Consider a thin film anti-reflection coating on a PC monitor. We all know they work by having destructive interference at the film/air boundry from light reflected off the film/air boundry and the light reflected off the film/glass boundry. The steady state condition here is that they cancel and there is little or no reflected light. The transient condition as the first wavefront hits the air/film boundry is that there is a reflection that lasts until the reflection from the film/glass boundry makes it back to destructively interfere with it. If the film is thick enough(more than the wavelength), a single incident wave front will not interfere with anything to cancel the refection.

Hit send to quickly…to continue… The single photon example with the thin film doesn’t match the steady state Snell’s Law prediction. The transient response of a wavefront hitting the anti reflective coating is what got me thinking about a single photon and a lens. There may well be a transient response of lightSingle photon) hitting a lens that isn’t at all simple and obvious.

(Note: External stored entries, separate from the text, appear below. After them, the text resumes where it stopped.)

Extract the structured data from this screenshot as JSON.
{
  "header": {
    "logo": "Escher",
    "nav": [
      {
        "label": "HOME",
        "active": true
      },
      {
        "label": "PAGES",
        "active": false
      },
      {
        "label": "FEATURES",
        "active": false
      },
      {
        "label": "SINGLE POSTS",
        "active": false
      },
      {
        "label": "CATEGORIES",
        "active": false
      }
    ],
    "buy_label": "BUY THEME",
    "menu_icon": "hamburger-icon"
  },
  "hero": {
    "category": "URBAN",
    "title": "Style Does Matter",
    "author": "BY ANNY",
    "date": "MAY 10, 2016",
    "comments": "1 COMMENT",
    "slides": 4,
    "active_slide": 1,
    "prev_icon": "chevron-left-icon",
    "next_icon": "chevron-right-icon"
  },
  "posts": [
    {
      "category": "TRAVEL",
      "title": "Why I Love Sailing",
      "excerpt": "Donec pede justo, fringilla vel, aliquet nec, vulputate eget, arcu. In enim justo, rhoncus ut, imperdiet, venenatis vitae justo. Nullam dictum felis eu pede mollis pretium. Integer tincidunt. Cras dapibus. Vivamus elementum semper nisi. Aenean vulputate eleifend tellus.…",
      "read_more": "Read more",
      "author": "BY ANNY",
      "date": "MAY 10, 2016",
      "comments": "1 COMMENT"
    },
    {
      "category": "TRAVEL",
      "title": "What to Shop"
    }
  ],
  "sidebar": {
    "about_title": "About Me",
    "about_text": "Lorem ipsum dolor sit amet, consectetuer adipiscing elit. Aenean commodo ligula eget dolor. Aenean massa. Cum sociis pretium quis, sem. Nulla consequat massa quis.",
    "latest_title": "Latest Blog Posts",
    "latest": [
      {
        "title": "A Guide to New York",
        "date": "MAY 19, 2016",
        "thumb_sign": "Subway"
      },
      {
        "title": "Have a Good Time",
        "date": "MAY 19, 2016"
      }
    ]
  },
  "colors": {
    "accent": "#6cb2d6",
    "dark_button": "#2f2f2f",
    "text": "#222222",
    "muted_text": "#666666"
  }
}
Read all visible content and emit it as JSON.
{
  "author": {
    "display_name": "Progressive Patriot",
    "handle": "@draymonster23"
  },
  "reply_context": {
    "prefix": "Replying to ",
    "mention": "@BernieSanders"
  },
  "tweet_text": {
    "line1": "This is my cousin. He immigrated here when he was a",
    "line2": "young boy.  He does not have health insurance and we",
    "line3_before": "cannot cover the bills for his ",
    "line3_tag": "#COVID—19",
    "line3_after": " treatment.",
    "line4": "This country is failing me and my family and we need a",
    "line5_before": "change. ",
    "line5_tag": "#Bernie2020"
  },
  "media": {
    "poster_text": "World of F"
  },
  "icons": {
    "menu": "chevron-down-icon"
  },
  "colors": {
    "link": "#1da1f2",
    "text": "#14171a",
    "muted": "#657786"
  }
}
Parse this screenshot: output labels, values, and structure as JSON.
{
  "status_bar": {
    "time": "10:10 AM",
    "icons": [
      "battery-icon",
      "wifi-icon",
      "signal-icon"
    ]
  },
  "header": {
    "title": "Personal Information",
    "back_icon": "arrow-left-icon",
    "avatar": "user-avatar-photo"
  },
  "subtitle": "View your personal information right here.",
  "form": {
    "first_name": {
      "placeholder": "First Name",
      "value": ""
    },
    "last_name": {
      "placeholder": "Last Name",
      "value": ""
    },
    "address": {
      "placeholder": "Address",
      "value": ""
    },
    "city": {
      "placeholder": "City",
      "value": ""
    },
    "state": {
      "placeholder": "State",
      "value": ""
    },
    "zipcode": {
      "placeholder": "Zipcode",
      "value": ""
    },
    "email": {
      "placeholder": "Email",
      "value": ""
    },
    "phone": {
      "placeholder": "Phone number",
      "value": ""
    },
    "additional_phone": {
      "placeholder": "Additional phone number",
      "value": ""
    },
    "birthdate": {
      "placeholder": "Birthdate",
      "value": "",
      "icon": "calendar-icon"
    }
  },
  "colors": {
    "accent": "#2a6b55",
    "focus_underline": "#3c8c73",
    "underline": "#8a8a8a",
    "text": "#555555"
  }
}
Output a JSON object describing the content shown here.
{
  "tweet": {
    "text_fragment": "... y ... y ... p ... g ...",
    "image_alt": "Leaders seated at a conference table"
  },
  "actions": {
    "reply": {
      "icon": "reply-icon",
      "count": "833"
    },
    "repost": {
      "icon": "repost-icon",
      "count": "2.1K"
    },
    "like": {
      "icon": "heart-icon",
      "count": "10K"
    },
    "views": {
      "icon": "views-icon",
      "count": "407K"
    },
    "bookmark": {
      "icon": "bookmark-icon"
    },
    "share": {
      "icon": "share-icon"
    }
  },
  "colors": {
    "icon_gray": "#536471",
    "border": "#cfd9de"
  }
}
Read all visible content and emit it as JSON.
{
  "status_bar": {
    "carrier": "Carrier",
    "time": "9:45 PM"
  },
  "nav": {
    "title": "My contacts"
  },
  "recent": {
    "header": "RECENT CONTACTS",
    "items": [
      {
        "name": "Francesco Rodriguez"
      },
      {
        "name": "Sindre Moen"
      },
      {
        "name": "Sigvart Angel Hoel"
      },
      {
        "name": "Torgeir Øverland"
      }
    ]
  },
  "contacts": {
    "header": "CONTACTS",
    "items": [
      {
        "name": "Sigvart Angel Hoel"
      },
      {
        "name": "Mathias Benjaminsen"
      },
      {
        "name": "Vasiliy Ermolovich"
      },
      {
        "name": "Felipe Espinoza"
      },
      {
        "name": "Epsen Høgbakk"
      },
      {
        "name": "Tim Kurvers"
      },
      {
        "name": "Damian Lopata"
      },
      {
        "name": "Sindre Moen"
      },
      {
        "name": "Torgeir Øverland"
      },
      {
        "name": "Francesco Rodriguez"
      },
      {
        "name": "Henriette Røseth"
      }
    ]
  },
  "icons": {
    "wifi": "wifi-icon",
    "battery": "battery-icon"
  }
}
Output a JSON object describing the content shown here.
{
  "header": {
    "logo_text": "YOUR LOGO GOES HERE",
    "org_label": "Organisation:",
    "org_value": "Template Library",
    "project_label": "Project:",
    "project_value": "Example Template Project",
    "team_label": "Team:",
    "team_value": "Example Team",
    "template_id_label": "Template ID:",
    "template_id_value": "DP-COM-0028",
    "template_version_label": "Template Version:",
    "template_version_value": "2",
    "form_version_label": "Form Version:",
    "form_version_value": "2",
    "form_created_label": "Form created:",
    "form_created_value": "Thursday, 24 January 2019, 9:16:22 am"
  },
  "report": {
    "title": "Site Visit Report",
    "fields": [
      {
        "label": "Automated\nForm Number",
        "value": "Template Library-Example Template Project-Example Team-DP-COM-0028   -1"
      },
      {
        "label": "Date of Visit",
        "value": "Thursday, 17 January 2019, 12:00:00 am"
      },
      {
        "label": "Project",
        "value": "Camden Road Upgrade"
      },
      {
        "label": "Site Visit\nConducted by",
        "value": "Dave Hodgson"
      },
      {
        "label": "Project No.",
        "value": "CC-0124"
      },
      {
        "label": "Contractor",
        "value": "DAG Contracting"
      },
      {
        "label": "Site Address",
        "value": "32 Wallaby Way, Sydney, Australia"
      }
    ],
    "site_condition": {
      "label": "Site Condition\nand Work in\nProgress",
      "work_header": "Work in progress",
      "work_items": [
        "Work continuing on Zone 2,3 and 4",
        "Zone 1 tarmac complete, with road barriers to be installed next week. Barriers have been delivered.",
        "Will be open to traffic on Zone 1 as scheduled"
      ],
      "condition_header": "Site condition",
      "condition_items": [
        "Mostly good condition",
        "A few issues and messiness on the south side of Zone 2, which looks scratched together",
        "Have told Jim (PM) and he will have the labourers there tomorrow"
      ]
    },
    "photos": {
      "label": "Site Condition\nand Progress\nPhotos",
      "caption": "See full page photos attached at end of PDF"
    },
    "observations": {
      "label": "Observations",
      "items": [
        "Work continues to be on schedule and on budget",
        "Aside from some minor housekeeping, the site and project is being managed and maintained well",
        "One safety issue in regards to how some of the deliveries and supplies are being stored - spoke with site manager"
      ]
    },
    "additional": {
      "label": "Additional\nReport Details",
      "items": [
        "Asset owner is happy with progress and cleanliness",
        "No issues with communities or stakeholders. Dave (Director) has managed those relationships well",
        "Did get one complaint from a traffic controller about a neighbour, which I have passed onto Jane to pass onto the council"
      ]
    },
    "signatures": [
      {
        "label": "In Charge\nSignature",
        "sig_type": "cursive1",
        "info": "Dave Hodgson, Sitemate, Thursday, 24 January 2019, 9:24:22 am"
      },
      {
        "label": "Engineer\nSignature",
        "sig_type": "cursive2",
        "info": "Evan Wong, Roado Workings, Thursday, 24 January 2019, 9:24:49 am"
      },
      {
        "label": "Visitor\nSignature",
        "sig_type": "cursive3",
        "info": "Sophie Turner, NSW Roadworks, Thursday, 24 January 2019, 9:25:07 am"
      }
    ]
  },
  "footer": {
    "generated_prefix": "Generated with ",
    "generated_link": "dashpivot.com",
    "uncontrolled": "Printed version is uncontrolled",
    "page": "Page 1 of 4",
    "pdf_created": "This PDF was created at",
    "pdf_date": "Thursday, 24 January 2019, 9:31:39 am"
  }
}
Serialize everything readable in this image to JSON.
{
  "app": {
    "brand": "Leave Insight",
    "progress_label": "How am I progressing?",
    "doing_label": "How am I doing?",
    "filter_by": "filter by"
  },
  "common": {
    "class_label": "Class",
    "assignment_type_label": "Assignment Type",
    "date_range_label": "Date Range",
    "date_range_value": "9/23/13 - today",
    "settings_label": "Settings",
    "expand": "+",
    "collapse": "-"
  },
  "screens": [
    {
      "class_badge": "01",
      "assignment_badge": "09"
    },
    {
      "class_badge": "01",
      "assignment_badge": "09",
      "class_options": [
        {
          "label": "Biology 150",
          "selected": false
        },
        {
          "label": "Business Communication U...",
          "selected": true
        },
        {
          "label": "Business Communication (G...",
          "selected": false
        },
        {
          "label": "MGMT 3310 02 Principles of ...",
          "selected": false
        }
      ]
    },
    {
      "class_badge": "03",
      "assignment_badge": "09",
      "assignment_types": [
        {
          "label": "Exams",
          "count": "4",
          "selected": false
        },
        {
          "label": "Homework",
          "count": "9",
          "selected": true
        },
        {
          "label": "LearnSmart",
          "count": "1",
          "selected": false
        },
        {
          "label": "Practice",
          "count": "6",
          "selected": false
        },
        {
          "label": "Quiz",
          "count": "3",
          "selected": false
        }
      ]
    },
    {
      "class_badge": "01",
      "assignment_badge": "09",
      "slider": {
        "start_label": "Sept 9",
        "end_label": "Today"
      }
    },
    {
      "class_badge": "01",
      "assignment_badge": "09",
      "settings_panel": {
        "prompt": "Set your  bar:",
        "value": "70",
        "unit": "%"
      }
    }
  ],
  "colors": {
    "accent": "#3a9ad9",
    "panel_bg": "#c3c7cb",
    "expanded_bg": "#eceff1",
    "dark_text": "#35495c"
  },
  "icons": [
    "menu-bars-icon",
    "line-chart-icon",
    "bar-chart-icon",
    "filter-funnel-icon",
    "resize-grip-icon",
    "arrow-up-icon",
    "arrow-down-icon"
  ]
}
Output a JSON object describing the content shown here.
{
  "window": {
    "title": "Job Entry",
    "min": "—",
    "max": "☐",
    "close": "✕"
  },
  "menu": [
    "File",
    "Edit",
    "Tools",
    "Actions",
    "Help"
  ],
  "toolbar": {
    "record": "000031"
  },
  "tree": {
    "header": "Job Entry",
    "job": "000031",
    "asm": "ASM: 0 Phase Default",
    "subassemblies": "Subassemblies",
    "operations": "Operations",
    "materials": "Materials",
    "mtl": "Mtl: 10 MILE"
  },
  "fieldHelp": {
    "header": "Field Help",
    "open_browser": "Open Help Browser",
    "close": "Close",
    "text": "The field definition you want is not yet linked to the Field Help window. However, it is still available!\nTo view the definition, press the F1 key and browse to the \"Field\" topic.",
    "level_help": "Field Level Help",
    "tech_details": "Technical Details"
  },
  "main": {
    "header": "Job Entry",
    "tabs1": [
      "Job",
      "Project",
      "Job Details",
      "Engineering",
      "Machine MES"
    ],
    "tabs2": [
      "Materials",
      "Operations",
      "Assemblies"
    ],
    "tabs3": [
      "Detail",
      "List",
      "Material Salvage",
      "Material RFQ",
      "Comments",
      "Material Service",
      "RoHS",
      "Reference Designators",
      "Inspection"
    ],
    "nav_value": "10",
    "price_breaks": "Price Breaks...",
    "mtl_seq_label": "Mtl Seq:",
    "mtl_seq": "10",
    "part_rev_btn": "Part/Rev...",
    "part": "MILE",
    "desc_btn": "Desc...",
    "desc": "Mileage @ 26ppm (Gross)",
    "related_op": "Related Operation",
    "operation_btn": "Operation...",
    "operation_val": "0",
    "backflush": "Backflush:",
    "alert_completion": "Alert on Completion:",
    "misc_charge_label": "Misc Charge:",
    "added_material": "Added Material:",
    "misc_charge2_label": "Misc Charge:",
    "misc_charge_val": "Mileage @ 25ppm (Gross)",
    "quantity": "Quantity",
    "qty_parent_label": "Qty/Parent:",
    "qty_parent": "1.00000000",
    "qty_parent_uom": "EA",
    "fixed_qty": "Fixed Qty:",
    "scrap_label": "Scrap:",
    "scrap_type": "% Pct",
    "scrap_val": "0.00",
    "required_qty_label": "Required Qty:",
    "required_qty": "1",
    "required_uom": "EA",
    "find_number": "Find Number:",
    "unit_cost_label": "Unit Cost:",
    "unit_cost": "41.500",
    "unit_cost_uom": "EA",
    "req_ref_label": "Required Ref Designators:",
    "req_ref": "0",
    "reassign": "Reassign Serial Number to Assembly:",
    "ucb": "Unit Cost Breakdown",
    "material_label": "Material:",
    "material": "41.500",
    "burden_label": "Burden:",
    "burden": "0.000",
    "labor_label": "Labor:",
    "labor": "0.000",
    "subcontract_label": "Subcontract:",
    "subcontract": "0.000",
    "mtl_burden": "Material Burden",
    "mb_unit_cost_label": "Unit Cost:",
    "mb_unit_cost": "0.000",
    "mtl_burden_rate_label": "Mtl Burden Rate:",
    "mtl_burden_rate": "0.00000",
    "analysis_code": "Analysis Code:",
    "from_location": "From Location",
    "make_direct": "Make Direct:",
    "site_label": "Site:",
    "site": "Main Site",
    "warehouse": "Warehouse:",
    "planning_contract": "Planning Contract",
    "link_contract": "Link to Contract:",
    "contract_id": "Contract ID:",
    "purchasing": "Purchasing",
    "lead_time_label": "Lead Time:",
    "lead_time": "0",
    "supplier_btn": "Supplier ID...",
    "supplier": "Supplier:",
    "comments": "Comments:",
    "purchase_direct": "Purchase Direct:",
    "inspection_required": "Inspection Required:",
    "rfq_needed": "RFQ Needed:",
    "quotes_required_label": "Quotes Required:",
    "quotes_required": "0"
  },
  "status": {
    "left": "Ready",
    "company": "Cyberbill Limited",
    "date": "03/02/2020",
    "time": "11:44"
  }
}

Notably, when an single atom spontaneously emits a photon, isn’t it anybody’s guess as to where it goes.

When many atoms, all next to each other, emit photons of the same wavelength, but with different phasing, Snell’s law says exactly where the photons go.

Still not saying you guys are wrong…just want to understand it without prematuring applying the results of double slit experiments.

I suppose I was assuming 100% transmission in the lens, but the “sum over paths” approach I mentioned can be modified to take reflection into account; so while there’s a probability for the go from point A to point B as before, there’s also a probability for it to go from point A to point C (where you’d say it had been reflected.) I believe that the book I mentioned talks about this as well.

OK, I’ll get it and see what it says. Thanks for the help.

A lens has to act on a single photon. All light is composed of single photons. The wave concept really only applies to “standing waves”, where a steady stream of photons is perceived as a whole, just as cloth appears to be one object.